I have lived through two military coup d’etats here in Thailand. They were both very uniquely Thai style affairs. Normally we associate coups with violence, shooting, arrests, and political prisons, in other words very unpleasant events.
However Thailand has come up with what I call “velvet coups”. I remember the first one in 2006. The army rolled out tanks in the streets of Bangkok. But instead of creating an atmosphere of terror among the citizens, many Thais took it as a fun event.
They climbed up on the tanks, handed flowers to the soldiers and had their pictures taken while posing on the tanks with the soldiers. No shots were fired and nobody got hurt.
Now in 2014 there was another coup by the army. This one was even more “velvet”. No tanks were out this time, again no shots were fired and nobody got hurt.
Most of the Thais seemed to appreciate the coup since it had stopped the constant political unrest and violence which had gripped Bangkok for years.
People came out and handed the soldiers food and drinks. There was remarkable restraint by the army even in the face of small demonstrations which violated martial law.
Although there were detentions of people who were seen as possible activists, nobody ended up in a prison cell. All were treated well and had decent accommodation, and all were released within a week or even a few days after signing a statement that they would not engage in any activism.
The army leadership went way out of their way to not antagonize the people. For example the army put on free concerts in Bangkok and even provided free hair cuts to the citizens.
They also immediately started to pay tens of thousands of rice farmers who had been left unpaid for 8 months in a subsidy scheme by the previous government which had turned into a disaster.
I am not trying to pass any judgment about the coup’s political justification, if it was right or wrong, necessary or not.
All I can say is that the Thai army managed to pull off this coup in a very restrained way. I mean if there has to be a coup, then the Thai style “velvet” coup is the way to do it.

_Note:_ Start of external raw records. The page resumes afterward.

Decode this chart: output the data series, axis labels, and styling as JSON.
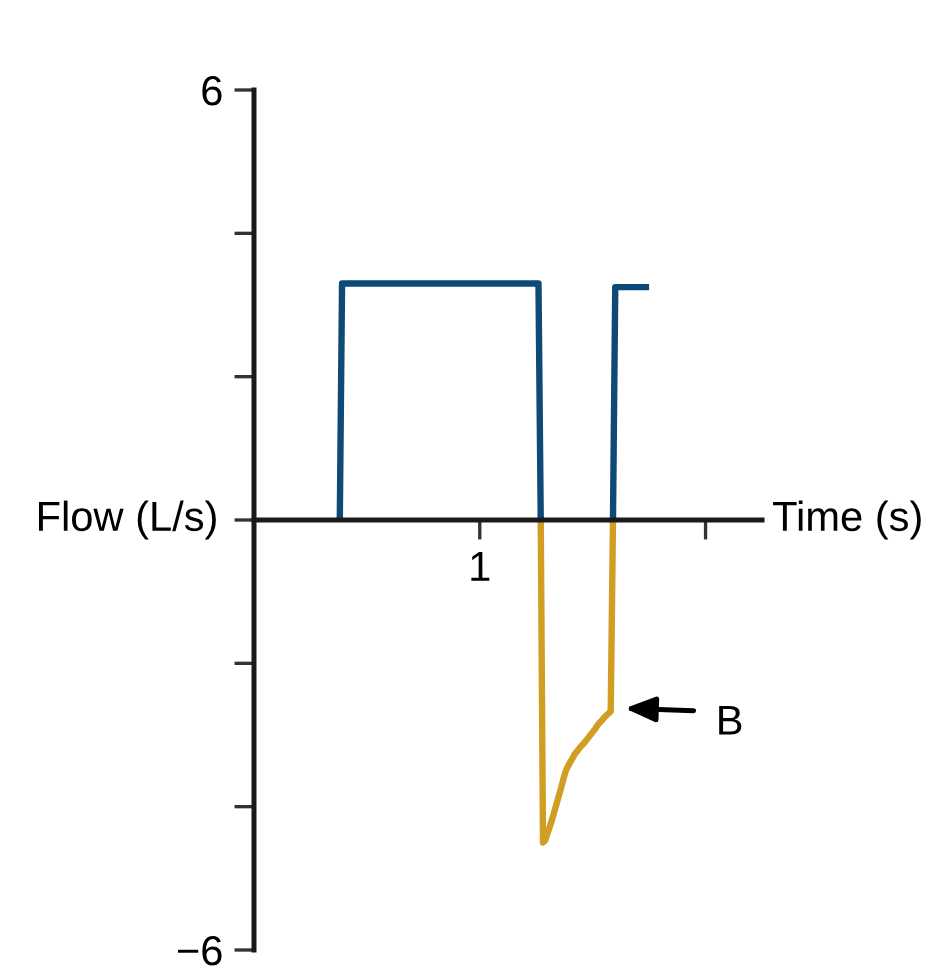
{
  "chart_data": {
    "type": "line",
    "xlabel": "Time (s)",
    "ylabel": "Flow (L/s)",
    "categories": [
      null,
      null,
      null,
      null,
      null,
      null,
      null,
      null,
      null,
      null,
      null,
      null,
      null,
      null,
      null,
      null,
      null,
      null,
      null,
      null,
      null,
      null,
      null,
      null,
      null,
      null,
      null,
      null,
      null,
      null,
      null,
      null,
      null,
      null,
      null,
      null,
      null,
      null,
      null,
      null,
      null,
      null,
      null,
      null,
      null,
      null,
      null,
      null,
      null,
      null,
      null,
      null,
      null,
      null,
      null,
      null,
      null,
      null,
      null,
      null,
      null,
      null,
      null,
      null,
      null,
      null,
      null,
      null,
      null,
      null,
      null,
      null,
      null,
      null,
      null,
      null,
      null,
      null,
      null,
      null,
      null,
      null,
      null,
      null,
      null,
      null,
      null,
      null,
      null,
      null,
      null,
      null,
      null,
      null,
      null,
      null,
      null,
      null,
      null,
      null,
      "1",
      null,
      null,
      null,
      null,
      null,
      null,
      null,
      null,
      null,
      null,
      null,
      null,
      null,
      null,
      null,
      null,
      null,
      null,
      null,
      null,
      null,
      null,
      null,
      null,
      null,
      null,
      null,
      null,
      null,
      null,
      null,
      null,
      null,
      null,
      null,
      null,
      null,
      null,
      null,
      null,
      null,
      null,
      null,
      null,
      null,
      null,
      null,
      null,
      null,
      null,
      null,
      null,
      null,
      null,
      null,
      null,
      null,
      null,
      null,
      null,
      null,
      null,
      null,
      null,
      null,
      null,
      null,
      null,
      null,
      null,
      null,
      null,
      null,
      null,
      null,
      null,
      null,
      null,
      null,
      null,
      null,
      null,
      null,
      null,
      null,
      null,
      null,
      null,
      null,
      null,
      null,
      null,
      null,
      null,
      null,
      null,
      null,
      null,
      null,
      null,
      null,
      null,
      null,
      null,
      null,
      null,
      null,
      null,
      null,
      null,
      null,
      null,
      null,
      null,
      null,
      null,
      null,
      null,
      null,
      null,
      null,
      null,
      null,
      null,
      null
    ],
    "ylim": [
      -6,
      6
    ],
    "yticks": [
      {
        "value": -6,
        "label": "−6"
      },
      {
        "value": -4,
        "label": null
      },
      {
        "value": -2,
        "label": null
      },
      {
        "value": 0,
        "label": null
      },
      {
        "value": 2,
        "label": null
      },
      {
        "value": 4,
        "label": null
      },
      {
        "value": 6,
        "label": "6"
      }
    ],
    "series": [
      {
        "color": "#0d4a78",
        "values": [
          null,
          null,
          null,
          null,
          null,
          null,
          null,
          null,
          null,
          null,
          null,
          null,
          null,
          null,
          null,
          null,
          null,
          null,
          null,
          null,
          null,
          null,
          null,
          null,
          null,
          null,
          null,
          null,
          null,
          null,
          null,
          null,
          null,
          null,
          null,
          null,
          null,
          null,
          0,
          3.3,
          3.3,
          3.3,
          3.3,
          3.3,
          3.3,
          3.3,
          3.3,
          3.3,
          3.3,
          3.3,
          3.3,
          3.3,
          3.3,
          3.3,
          3.3,
          3.3,
          3.3,
          3.3,
          3.3,
          3.3,
          3.3,
          3.3,
          3.3,
          3.3,
          3.3,
          3.3,
          3.3,
          3.3,
          3.3,
          3.3,
          3.3,
          3.3,
          3.3,
          3.3,
          3.3,
          3.3,
          3.3,
          3.3,
          3.3,
          3.3,
          3.3,
          3.3,
          3.3,
          3.3,
          3.3,
          3.3,
          3.3,
          3.3,
          3.3,
          3.3,
          3.3,
          3.3,
          3.3,
          3.3,
          3.3,
          3.3,
          3.3,
          3.3,
          3.3,
          3.3,
          3.3,
          3.3,
          3.3,
          3.3,
          3.3,
          3.3,
          3.3,
          3.3,
          3.3,
          3.3,
          3.3,
          3.3,
          3.3,
          3.3,
          3.3,
          3.3,
          3.3,
          3.3,
          3.3,
          3.3,
          3.3,
          3.3,
          3.3,
          3.3,
          3.3,
          3.3,
          3.3,
          0,
          null,
          null,
          null,
          null,
          null,
          null,
          null,
          null,
          null,
          null,
          null,
          null,
          null,
          null,
          null,
          null,
          null,
          null,
          null,
          null,
          null,
          null,
          null,
          null,
          null,
          null,
          null,
          null,
          null,
          null,
          null,
          null,
          null,
          null,
          null,
          null,
          null,
          null,
          null,
          null,
          null,
          null,
          null,
          null,
          null,
          null,
          null,
          null,
          null,
          null,
          null,
          null,
          null,
          null,
          null,
          null,
          null,
          null,
          null,
          null,
          null,
          null,
          null,
          null,
          null,
          null,
          null,
          null,
          null,
          null,
          null,
          null,
          null,
          null,
          null,
          null,
          null,
          null,
          null,
          null,
          null,
          null,
          null,
          null,
          null,
          null,
          null,
          null,
          null,
          null,
          null,
          null,
          null,
          null,
          null,
          null,
          null,
          null
        ]
      },
      {
        "color": "#0d4a78",
        "values": [
          null,
          null,
          null,
          null,
          null,
          null,
          null,
          null,
          null,
          null,
          null,
          null,
          null,
          null,
          null,
          null,
          null,
          null,
          null,
          null,
          null,
          null,
          null,
          null,
          null,
          null,
          null,
          null,
          null,
          null,
          null,
          null,
          null,
          null,
          null,
          null,
          null,
          null,
          null,
          null,
          null,
          null,
          null,
          null,
          null,
          null,
          null,
          null,
          null,
          null,
          null,
          null,
          null,
          null,
          null,
          null,
          null,
          null,
          null,
          null,
          null,
          null,
          null,
          null,
          null,
          null,
          null,
          null,
          null,
          null,
          null,
          null,
          null,
          null,
          null,
          null,
          null,
          null,
          null,
          null,
          null,
          null,
          null,
          null,
          null,
          null,
          null,
          null,
          null,
          null,
          null,
          null,
          null,
          null,
          null,
          null,
          null,
          null,
          null,
          null,
          null,
          null,
          null,
          null,
          null,
          null,
          null,
          null,
          null,
          null,
          null,
          null,
          null,
          null,
          null,
          null,
          null,
          null,
          null,
          null,
          null,
          null,
          null,
          null,
          null,
          null,
          null,
          null,
          null,
          null,
          null,
          null,
          null,
          null,
          null,
          null,
          null,
          null,
          null,
          null,
          null,
          null,
          null,
          null,
          null,
          null,
          null,
          null,
          null,
          null,
          null,
          null,
          null,
          null,
          null,
          null,
          null,
          null,
          null,
          0,
          3.25,
          3.25,
          3.25,
          3.25,
          3.25,
          3.25,
          3.25,
          3.25,
          3.25,
          3.25,
          3.25,
          3.25,
          3.25,
          3.25,
          3.25,
          3.25,
          null,
          null,
          null,
          null,
          null,
          null,
          null,
          null,
          null,
          null,
          null,
          null,
          null,
          null,
          null,
          null,
          null,
          null,
          null,
          null,
          null,
          null,
          null,
          null,
          null,
          null,
          null,
          null,
          null,
          null,
          null,
          null,
          null,
          null,
          null,
          null,
          null,
          null,
          null,
          null,
          null,
          null,
          null,
          null,
          null,
          null,
          null,
          null,
          null,
          null
        ]
      },
      {
        "color": "#cf9e22",
        "values": [
          null,
          null,
          null,
          null,
          null,
          null,
          null,
          null,
          null,
          null,
          null,
          null,
          null,
          null,
          null,
          null,
          null,
          null,
          null,
          null,
          null,
          null,
          null,
          null,
          null,
          null,
          null,
          null,
          null,
          null,
          null,
          null,
          null,
          null,
          null,
          null,
          null,
          null,
          null,
          null,
          null,
          null,
          null,
          null,
          null,
          null,
          null,
          null,
          null,
          null,
          null,
          null,
          null,
          null,
          null,
          null,
          null,
          null,
          null,
          null,
          null,
          null,
          null,
          null,
          null,
          null,
          null,
          null,
          null,
          null,
          null,
          null,
          null,
          null,
          null,
          null,
          null,
          null,
          null,
          null,
          null,
          null,
          null,
          null,
          null,
          null,
          null,
          null,
          null,
          null,
          null,
          null,
          null,
          null,
          null,
          null,
          null,
          null,
          null,
          null,
          null,
          null,
          null,
          null,
          null,
          null,
          null,
          null,
          null,
          null,
          null,
          null,
          null,
          null,
          null,
          null,
          null,
          null,
          null,
          null,
          null,
          null,
          null,
          null,
          null,
          null,
          null,
          0,
          -4.5,
          -4.47,
          -4.37,
          -4.28,
          -4.18,
          -4.07,
          -3.96,
          -3.85,
          -3.74,
          -3.62,
          -3.51,
          -3.44,
          -3.38,
          -3.33,
          -3.27,
          -3.23,
          -3.19,
          -3.15,
          -3.12,
          -3.08,
          -3.04,
          -3.0,
          -2.96,
          -2.92,
          -2.87,
          -2.83,
          -2.8,
          -2.76,
          -2.73,
          -2.7,
          -2.67,
          0,
          null,
          null,
          null,
          null,
          null,
          null,
          null,
          null,
          null,
          null,
          null,
          null,
          null,
          null,
          null,
          null,
          null,
          null,
          null,
          null,
          null,
          null,
          null,
          null,
          null,
          null,
          null,
          null,
          null,
          null,
          null,
          null,
          null,
          null,
          null,
          null,
          null,
          null,
          null,
          null,
          null,
          null,
          null,
          null,
          null,
          null,
          null,
          null,
          null,
          null,
          null,
          null,
          null,
          null,
          null,
          null,
          null,
          null,
          null,
          null,
          null,
          null,
          null,
          null,
          null,
          null
        ]
      }
    ],
    "annotations": [
      "B"
    ],
    "line_style": "solid"
  }
}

From my personal experience, I feel safer now than before. For months and even years there was an increasing polarization in Thai society with often violent protests.
Clearly the democracy was not working very well. All in the name of democracy dozens of people were killed and many hundreds were injured in the political wrangling in Bangkok just in the last 6 months.
If that’s what it means to have democracy in Thailand, then I can do without it, at least for the time being until they get a little better understanding of this democracy thing.
Unfortunately the international media portrayed the coup as a sinister and dangerous affair, and many countries issued travel warnings for Thailand. The funny thing is that most tourists in Thailand never even noticed that there had been a coup, except for a temporary curfew at night.
I have no political affiliation here in Thailand and I don’t pretend to understand what’s going on behind the scenes. However as far as coup d’etats go, the Thai style “velvet” coups are as good as it gets.
So far the Thais that I have been talking to seem to appreciate the coup and they seem to think that Thailand is better off with it than with the derailed previous democratic system.
Of course not everyone will agree with me, including some Thais. There are heated opinions on both sides. I am not at all interested in engaging in political discussions.
All I am trying to do is paint a different picture of the state of affairs here in Thailand as someone who actually lives here than what is written in the western media.
Thailand is not chafing under the yoke of an oppressive military junta, people are not deprived of all their freedoms, and life pretty much goes on as usual, minus all the conflicts and violence that happened before the coup.
The majority of Thais seem to appreciate the coup as a necessary step to get the country back on track to a democratic system that actually works. Let’s hope that this is the way how it will work out.